I’m pretty sure the first time I even heard about this movie was three weeks ago — some random article I scrolled past. Then I saw the trailer and immediately thought, “Oh… so this is just that Halle Berry 9-1-1 movie but with Jake Gyllenhaal?” But because Jake rarely disappoints, I kept it on my radar.
Then, like an addict who refuses to accept reality, I kept checking Netflix… over and over… like four separate times — each time convinced this was the day. I was fresh off a Squid Game and Alice in Borderland binge, so yeah, daddy needed a fix.
Finally — finally — the movie drops, and here’s how that went.
The Setup
The movie kicks off like every other movie: with a beginning. Except this one wastes zero time letting you know something is off with our boy Jake.
Gyllenhaal plays Joe, an LAPD officer doing 9-1-1 operator duty. Not his usual gig. We can tell he’s not exactly employee of the month right now, because he’s been benched from the streets for Reasons™.
He takes a few routine calls, then gets that call — the woman pretending she dialed the wrong number. Joe hears another voice in the background and immediately knows something’s up. He improvises a code system and learns she’s been abducted.
If you’ve seen the trailer, congratulations: you’ve basically already watched the whole movie up to this point.
Joe sends highway patrol to check her house. They find her kids alone. The daughter calls 9-1-1. Cue the dramatic walk-through as officers describe the scene.
And right around this point — halfway in — I knew exactly how the rest of the movie was going to go. Which is never a good sign.
The Problem
Jake Gyllenhaal does everything he can. He acts his ass off. He sells the stress, the guilt, the pressure. You can practically see the sweat on his soul.

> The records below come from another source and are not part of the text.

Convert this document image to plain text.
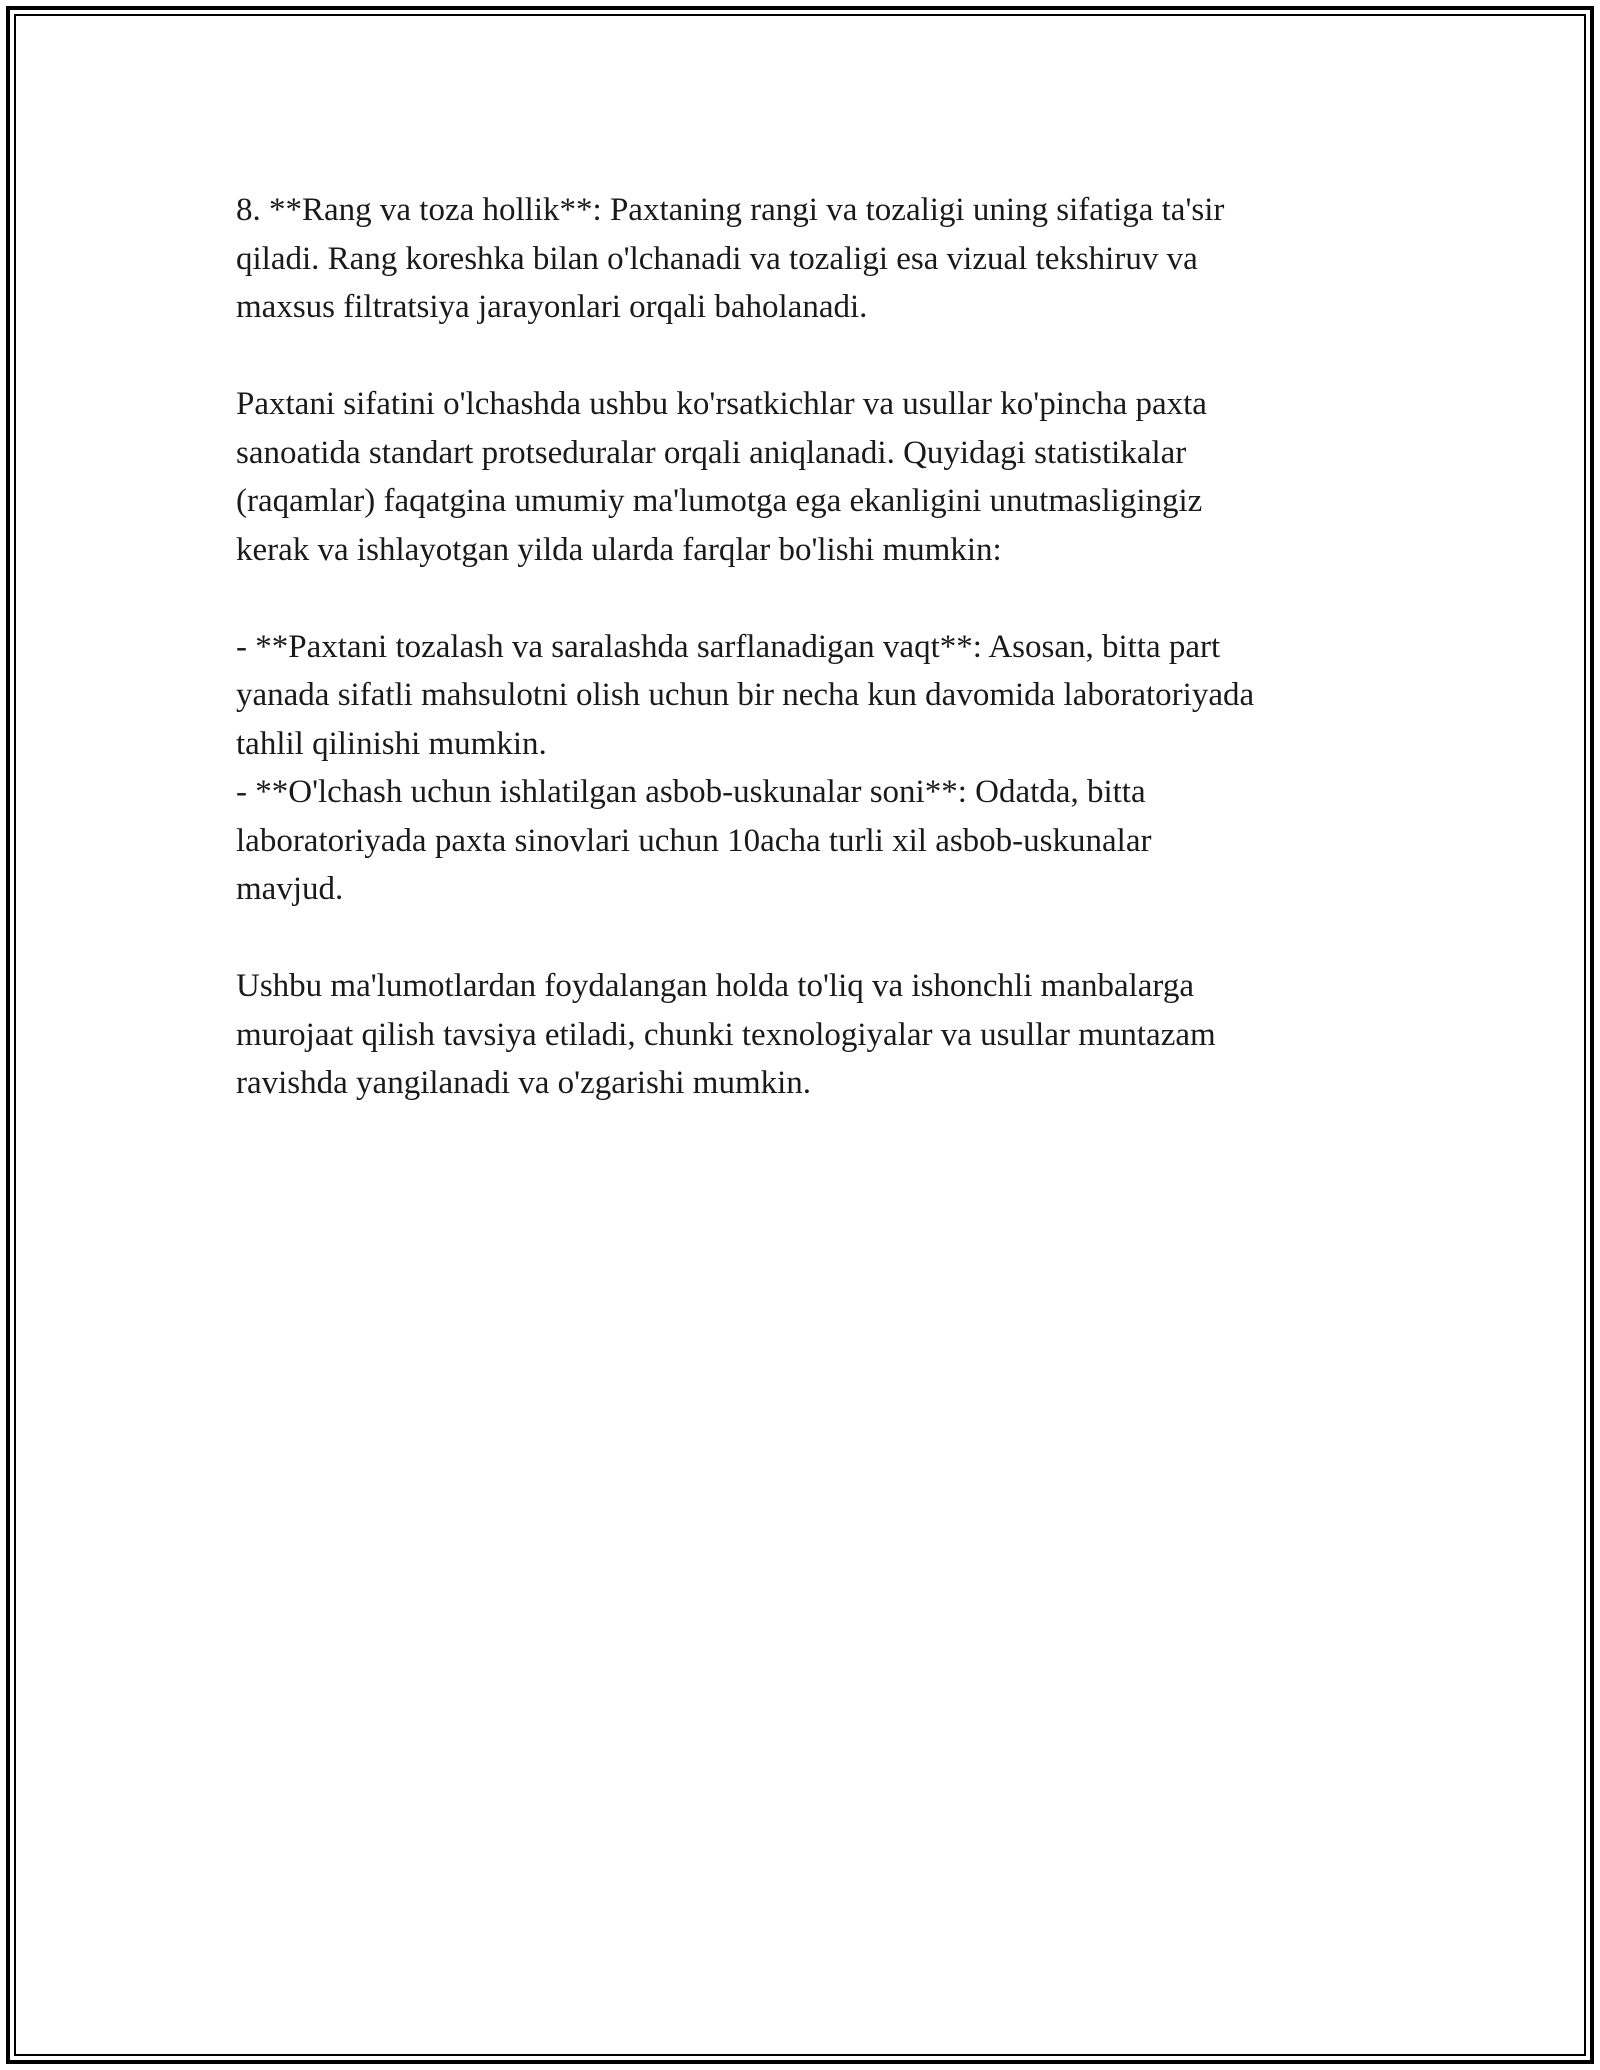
8. **Rang va toza hollik**: Paxtaning rangi va tozaligi uning sifatiga ta'sir
qiladi. Rang koreshka bilan o'lchanadi va tozaligi esa vizual tekshiruv va
maxsus filtratsiya jarayonlari orqali baholanadi.

Paxtani sifatini o'lchashda ushbu ko'rsatkichlar va usullar ko'pincha paxta
sanoatida standart protseduralar orqali aniqlanadi. Quyidagi statistikalar
(raqamlar) faqatgina umumiy ma'lumotga ega ekanligini unutmasligingiz
kerak va ishlayotgan yilda ularda farqlar bo'lishi mumkin:

- **Paxtani tozalash va saralashda sarflanadigan vaqt**: Asosan, bitta part
yanada sifatli mahsulotni olish uchun bir necha kun davomida laboratoriyada
tahlil qilinishi mumkin.

- **O'lchash uchun ishlatilgan asbob-uskunalar soni**: Odatda, bitta
laboratoriyada paxta sinovlari uchun 10acha turli xil asbob-uskunalar
mavjud.

Ushbu ma'lumotlardan foydalangan holda to'liq va ishonchli manbalarga
murojaat qilish tavsiya etiladi, chunki texnologiyalar va usullar muntazam
ravishda yangilanadi va o'zgarishi mumkin.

But even Jake couldn’t save this script from being predictable as hell.
The movie starts slow, finally picks up, and then immediately sabotages itself by becoming obvious. Once you see where it’s heading, you’re just sitting there waiting for the movie to catch up to what your brain figured out ten minutes earlier.
It’s not bad — it’s just incredibly disappointing. A thriller that forgets the “thrill.”
Final Verdict
The Guilty isn't the worst movie ever made, but it’s absolutely guilty of being boring, predictable, and nowhere near as clever as it thinks it is. Jake brought the heat; the script brought lukewarm leftovers.